Bukankah sebagian besar di antara kita lebih menjadikan harta benda sebagai “berhala” ketimbang cinta? Maka, tidak heran jika setiap demi setiap kota lebih sering mempertunjukkan adegan kekerasan, kejahatan, kemerosotan moral, dan penderitaan daripada kebahagiaan, kegembiraan, kebersamaan, dan kenikmatan. Gagasan cinta yang diusung penyair, seyogianya menjadi tawaran menarik bagi kita semua, laksana musafir kehausan yang menemukan oase, menenggak habis cinta itu lalu menebarkannya dalam seluruh sisi kehidupan sehingga semua kota mengucurkan kebaikan bagi seluruh warga, tanpa membedakan asal-usul dan latar personalnya.

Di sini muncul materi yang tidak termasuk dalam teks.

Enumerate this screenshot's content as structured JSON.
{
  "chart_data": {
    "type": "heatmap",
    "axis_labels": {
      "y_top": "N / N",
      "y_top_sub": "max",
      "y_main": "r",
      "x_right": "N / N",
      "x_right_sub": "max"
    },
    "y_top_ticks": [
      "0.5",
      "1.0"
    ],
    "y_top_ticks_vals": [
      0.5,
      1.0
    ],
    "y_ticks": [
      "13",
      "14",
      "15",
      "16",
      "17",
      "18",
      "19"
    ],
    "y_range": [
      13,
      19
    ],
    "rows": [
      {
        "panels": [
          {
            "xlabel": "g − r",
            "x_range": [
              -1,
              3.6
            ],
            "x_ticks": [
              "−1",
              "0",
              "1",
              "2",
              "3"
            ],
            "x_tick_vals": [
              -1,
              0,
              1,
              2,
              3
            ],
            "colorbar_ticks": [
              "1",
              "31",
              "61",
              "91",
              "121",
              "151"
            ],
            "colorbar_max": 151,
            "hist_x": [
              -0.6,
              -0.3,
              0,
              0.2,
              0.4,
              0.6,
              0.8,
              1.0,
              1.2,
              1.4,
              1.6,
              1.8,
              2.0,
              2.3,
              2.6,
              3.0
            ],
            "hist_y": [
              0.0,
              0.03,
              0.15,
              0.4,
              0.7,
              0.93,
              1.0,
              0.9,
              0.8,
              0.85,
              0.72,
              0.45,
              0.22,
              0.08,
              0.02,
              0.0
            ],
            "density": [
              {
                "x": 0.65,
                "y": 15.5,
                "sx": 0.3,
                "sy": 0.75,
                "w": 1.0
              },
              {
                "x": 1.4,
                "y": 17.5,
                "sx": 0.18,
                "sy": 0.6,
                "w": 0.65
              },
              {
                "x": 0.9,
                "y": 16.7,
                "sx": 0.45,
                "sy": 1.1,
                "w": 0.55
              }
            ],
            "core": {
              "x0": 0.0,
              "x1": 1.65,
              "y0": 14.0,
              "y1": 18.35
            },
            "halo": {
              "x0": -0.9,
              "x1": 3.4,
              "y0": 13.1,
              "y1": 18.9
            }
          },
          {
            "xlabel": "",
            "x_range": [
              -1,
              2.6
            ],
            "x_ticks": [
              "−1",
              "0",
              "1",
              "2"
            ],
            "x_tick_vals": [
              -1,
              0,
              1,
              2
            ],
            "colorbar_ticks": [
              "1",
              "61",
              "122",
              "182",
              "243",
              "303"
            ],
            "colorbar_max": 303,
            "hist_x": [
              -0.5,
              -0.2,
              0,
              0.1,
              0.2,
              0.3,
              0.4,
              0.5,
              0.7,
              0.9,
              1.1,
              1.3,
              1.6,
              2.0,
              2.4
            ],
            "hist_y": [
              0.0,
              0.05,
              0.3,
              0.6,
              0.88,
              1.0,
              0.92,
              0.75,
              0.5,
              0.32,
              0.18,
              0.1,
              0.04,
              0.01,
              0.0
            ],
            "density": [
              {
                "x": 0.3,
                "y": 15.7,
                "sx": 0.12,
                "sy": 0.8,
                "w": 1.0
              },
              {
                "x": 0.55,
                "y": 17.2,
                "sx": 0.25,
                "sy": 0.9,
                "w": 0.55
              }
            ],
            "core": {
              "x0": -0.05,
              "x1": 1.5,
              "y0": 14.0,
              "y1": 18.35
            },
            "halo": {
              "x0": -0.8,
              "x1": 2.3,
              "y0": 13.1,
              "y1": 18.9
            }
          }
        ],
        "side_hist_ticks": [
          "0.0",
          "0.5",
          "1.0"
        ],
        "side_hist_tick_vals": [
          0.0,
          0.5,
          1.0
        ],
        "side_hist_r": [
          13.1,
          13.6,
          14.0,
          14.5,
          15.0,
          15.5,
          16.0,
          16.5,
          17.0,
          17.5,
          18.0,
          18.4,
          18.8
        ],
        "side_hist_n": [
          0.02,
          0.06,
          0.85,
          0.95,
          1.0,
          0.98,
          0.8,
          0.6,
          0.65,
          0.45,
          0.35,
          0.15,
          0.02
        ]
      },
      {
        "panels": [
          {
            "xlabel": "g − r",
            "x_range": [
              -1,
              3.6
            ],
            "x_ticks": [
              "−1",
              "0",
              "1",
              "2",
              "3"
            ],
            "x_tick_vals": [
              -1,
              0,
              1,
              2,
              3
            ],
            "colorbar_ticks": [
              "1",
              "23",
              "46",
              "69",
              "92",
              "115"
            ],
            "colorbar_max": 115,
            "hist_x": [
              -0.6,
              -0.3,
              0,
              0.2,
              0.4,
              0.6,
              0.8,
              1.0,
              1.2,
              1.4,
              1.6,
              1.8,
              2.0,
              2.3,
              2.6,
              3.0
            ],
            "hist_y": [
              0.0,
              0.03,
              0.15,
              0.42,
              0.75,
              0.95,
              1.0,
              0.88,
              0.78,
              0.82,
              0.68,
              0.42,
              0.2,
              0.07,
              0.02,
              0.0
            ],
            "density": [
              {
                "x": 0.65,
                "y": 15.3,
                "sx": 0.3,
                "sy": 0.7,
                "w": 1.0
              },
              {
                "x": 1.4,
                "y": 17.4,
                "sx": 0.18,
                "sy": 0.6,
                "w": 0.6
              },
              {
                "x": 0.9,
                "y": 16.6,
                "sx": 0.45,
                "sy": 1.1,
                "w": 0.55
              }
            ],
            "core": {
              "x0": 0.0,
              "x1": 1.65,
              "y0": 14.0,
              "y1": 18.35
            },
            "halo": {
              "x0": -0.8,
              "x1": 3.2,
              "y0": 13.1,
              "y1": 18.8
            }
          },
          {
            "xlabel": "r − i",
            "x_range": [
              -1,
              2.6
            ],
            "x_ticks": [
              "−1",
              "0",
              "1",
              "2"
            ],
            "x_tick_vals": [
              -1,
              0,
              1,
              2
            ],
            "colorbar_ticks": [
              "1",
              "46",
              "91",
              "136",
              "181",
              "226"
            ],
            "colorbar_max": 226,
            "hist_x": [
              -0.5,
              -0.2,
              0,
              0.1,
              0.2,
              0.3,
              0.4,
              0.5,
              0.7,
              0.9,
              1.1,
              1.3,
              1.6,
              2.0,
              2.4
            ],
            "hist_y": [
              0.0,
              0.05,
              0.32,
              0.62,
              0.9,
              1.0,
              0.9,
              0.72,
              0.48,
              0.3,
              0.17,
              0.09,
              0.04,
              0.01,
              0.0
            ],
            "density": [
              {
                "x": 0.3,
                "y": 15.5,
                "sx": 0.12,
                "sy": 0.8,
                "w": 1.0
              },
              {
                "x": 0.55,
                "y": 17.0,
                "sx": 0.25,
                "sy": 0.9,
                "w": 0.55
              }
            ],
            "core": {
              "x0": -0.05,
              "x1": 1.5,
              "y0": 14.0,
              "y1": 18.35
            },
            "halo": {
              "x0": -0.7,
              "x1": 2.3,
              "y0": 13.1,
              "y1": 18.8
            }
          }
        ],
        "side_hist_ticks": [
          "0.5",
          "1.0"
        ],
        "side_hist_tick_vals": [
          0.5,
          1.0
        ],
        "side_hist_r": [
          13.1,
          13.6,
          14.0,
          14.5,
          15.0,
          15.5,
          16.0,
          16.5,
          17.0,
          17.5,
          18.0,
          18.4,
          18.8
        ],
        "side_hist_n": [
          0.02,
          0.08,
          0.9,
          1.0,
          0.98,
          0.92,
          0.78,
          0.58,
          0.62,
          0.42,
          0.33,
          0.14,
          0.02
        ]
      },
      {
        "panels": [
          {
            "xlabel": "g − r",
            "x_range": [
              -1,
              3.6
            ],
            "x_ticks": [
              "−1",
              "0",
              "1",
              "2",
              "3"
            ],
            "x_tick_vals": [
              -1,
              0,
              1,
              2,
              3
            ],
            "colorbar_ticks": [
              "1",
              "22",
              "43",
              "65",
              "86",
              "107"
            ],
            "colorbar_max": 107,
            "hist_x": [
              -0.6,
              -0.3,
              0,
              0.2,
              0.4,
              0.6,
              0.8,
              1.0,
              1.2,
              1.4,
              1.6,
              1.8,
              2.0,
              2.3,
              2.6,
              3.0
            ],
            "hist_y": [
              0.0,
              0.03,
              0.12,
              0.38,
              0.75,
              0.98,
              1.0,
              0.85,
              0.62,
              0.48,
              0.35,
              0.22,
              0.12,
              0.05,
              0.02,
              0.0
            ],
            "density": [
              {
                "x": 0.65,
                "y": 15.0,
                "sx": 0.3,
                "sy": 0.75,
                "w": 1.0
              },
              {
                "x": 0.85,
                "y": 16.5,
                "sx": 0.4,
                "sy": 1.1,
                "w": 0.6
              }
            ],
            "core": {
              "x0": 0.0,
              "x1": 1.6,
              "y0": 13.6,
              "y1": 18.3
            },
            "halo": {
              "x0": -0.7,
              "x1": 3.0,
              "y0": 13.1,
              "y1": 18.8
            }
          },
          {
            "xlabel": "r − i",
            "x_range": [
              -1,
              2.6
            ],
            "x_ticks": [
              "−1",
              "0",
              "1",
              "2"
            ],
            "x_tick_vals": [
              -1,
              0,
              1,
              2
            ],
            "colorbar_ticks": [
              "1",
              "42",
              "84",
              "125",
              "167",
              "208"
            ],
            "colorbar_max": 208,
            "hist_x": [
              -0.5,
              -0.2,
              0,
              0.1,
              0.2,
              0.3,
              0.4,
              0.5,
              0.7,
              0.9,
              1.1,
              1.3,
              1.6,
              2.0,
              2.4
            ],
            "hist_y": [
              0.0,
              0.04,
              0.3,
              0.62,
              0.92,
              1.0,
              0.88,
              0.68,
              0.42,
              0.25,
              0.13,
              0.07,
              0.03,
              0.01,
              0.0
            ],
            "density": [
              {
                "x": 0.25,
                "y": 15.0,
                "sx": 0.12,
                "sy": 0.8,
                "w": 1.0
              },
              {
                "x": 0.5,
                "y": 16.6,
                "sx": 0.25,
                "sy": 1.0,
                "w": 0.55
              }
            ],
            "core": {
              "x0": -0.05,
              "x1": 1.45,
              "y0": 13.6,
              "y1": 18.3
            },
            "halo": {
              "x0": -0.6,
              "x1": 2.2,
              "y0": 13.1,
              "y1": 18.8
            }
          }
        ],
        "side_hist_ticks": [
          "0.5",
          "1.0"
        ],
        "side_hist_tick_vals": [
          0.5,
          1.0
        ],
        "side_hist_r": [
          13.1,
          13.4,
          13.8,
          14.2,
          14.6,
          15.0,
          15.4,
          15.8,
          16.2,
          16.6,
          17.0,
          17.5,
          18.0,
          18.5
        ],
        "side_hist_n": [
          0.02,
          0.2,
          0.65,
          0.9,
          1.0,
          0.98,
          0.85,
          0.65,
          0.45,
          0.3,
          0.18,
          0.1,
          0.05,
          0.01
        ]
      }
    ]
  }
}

Hanya saja, cinta yang ditawarkan Gemi, melalui kumpulan puisi pertamanya itu, terlalu melebar. Apalagi, beberapa puisi yang ditawarkan olehnya, relatif hanya bertutur dan bergumam pada diri sendiri. Padahal, puisi berlatar potret sosial memiliki potensi untuk “menggetarkan” dan “menggentarkan”. Kita bisa melihatnya pada karya-karya Rendra, Emha, atau Wiji Thukul. Meski demikian, kita bisa mencerap Sirami Jakarta dengan Cinta sebagai pilihan cerdas untuk membebaskan diri dari belitan carut-marut kehidupan kota.
Bagaimanapun, penyair yang aktif berkesenian ini telah memilih “puisi” sebagai jalan hidupnya. Dan, mestinya diyakini, memilih menjadi “yang ini” berarti menyisihkan peluang untuk menjadi “yang itu”.
Maka, mari kita singkirkan berhala “harta benda”, dan menggantinya dengan berhala baru: “cinta”.
***
KHRISNA PABICHARA, lahir di Makasar, 10 November 1975, tinggal di pinggiran Jakarta. Saat ini berkhidmat di Komunitas Sastra Jakarta (Kosakata) dan Komunitas Planet Senen. Kumpulan sajaknya, Silsilah Birahi, dan novelnya, Natisha: Perempuan Simpanan, sedang dalam proses terbit. Tulisan-tulisannya dimuat di Jawa Pos, Republika, Media Indonesia, Jurnal Bogor, Riau Pos, Padang Ekspres,Fajar, Global, Sumatera Ekspres, Pedoman Rakyat, dll.